In September’s Evangelical Times, Psychiatrist Alan Thomas argues that God does have emotions. He does not believe that this contradicts the Doctrine of impassibility, that God is without passions. However, he argues against the concept of an emotionless God. Guy Davies has responded by arguing that God does not have emotions and that this would contradict the Doctrine. In a follow up article, he suggests that God does have emotions but only in Jesus God took to himself a human nature. It’s the human nature of Jesus, not his divine nature that has emotions.
Having read all three articles and had some interaction with Guy, I think that I’m more inclined to agree with Alan. However, I suspect that primarily our agreement is over how to put things. I don’t think there is actually that much, if any, of a disagreement over doctrine itself. I’ve noted before that there has been a “Neo-Classical-Theist” movement which seems to have been quick to move from disagreements over language to claim significant disagreements over doctrine, even accusing others who agree with them on the central tenants of belief of being heretics. That has been a deeply saddening trend.
There are some things that Guy rightly picks up on concerning Alan’s approach, including how he appears to define personhood. I also understand Guy’s concern about how we use the language of emotions. This is understandable given Alan’s background as a Psychiatrist. We may be tempted to go to something like the American Psychological Association for our definition of the word. In which case, we are given this adaption from the Miriam Webster dictionary:
“Emotions are conscious mental reactions (such as anger or fear) subjectively experienced as strong feelings usually directed toward a specific object and typically accompanied by physiological and behavioral changes in the body.”[1]
It is worth noting that whilst that particular definition suggests change in response to outside circumstances, that Miriam Webster also talks in terms of emotion as “a state of feeling”[2] and “the affective aspect of consciousness”. [3] Meanwhile, the Cambridge Dictionary says that an emotion is:
“a strong feeling such as love or anger, or strong feelings in general:”
Now, this is important because when people hear theologians say that God does not have emotions, then what they hear is that God doesn’t have love, anger, joy, etc.

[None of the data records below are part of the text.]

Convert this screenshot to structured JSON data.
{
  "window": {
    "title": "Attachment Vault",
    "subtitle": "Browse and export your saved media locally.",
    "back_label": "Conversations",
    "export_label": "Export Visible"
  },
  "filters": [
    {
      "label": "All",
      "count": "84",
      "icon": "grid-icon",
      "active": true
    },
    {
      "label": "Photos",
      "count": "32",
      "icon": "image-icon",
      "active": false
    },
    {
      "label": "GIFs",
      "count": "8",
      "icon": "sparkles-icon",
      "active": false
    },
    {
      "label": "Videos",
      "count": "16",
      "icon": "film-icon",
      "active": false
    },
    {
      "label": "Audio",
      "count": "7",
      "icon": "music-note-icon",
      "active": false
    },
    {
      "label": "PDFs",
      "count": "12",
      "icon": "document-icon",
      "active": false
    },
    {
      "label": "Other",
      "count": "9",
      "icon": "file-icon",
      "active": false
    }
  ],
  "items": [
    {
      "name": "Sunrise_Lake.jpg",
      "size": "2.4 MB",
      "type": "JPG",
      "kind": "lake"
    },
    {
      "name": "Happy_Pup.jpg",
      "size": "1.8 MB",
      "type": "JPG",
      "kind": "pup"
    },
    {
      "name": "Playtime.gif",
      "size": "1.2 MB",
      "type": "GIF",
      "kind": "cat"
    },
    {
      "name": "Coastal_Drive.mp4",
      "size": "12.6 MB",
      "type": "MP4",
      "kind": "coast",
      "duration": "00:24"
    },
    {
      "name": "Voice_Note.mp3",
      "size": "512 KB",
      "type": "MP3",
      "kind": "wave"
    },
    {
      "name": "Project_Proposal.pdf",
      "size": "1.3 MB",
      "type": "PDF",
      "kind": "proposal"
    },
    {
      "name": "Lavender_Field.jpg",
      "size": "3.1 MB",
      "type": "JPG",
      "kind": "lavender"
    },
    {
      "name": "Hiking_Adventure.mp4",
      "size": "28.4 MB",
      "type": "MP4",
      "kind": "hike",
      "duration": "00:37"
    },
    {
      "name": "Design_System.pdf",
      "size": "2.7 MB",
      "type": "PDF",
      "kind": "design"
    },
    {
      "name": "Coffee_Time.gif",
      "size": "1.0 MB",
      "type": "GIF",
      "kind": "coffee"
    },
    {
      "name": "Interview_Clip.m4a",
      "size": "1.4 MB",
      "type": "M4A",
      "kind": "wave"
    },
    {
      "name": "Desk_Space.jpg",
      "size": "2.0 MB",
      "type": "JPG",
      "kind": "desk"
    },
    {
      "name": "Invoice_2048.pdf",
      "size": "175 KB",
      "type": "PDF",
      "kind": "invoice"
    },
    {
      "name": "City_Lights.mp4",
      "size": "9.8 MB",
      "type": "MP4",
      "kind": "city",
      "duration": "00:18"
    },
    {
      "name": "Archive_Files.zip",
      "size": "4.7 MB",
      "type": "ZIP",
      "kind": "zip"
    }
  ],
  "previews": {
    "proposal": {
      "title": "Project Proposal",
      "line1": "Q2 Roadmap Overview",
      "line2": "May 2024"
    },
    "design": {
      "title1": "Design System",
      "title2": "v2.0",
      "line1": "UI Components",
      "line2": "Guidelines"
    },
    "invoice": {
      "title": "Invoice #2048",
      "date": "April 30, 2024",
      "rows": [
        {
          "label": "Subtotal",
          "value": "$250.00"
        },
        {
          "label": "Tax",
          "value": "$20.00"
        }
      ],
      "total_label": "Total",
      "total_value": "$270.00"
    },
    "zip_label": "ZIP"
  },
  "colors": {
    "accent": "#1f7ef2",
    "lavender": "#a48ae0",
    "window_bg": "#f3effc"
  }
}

The risk with the word “emotions” is that it doesn’t go far enough to the heart of what it means to say this about God. We do better to call love an attribute. However, there do seem to be a group of attributes that align with what we call emotions and in that respect, I think the simplest way to refer to them collectively is under that term.
Guy is right to point us to the analogical nature of language about God and that should help us to relax a little about the language used. Of course we cannot say that God has emotions like we do and that is true of everything we say about God. Indeed, that’s why it is crucial as Alan notes to talk not in terms of God being a bit like us, loving a bit like us, getting angry like we do, being a Father like some of us are dads, that kind of thing. Rather, when we talk about love, joy, holiness, fatherhood etc then those things properly, perfectly, fully belong to him. When we are loving, happy, fathers, then as those made in his image we get to experience things that are a bit like his attributes.
This is important because if we then say that God acquired emotions in the incarnation then it will sound to many as though we are saying that The Son needed his human nature to experience those things. Yet, we don’t want to say that and I know that Guy doesn’t want to say that. It is true that in his human nature, Jesus experienced passibility, that he could suffer pain, lack, grief. Though even still, we want to be careful to distinguish our thinking about what it meant for Jesus to be a finite human being in a fallen world from any implication that there could be sinful, fleshly emotions and often that is how we experience our emotions as fluctuating in response so that we are subject to our desires and passions.
Pastorally, I think it is more useful for us to talk more about what it means for us to say that God is love and to talk about what we mean when we speak of his joy, his wrath etc.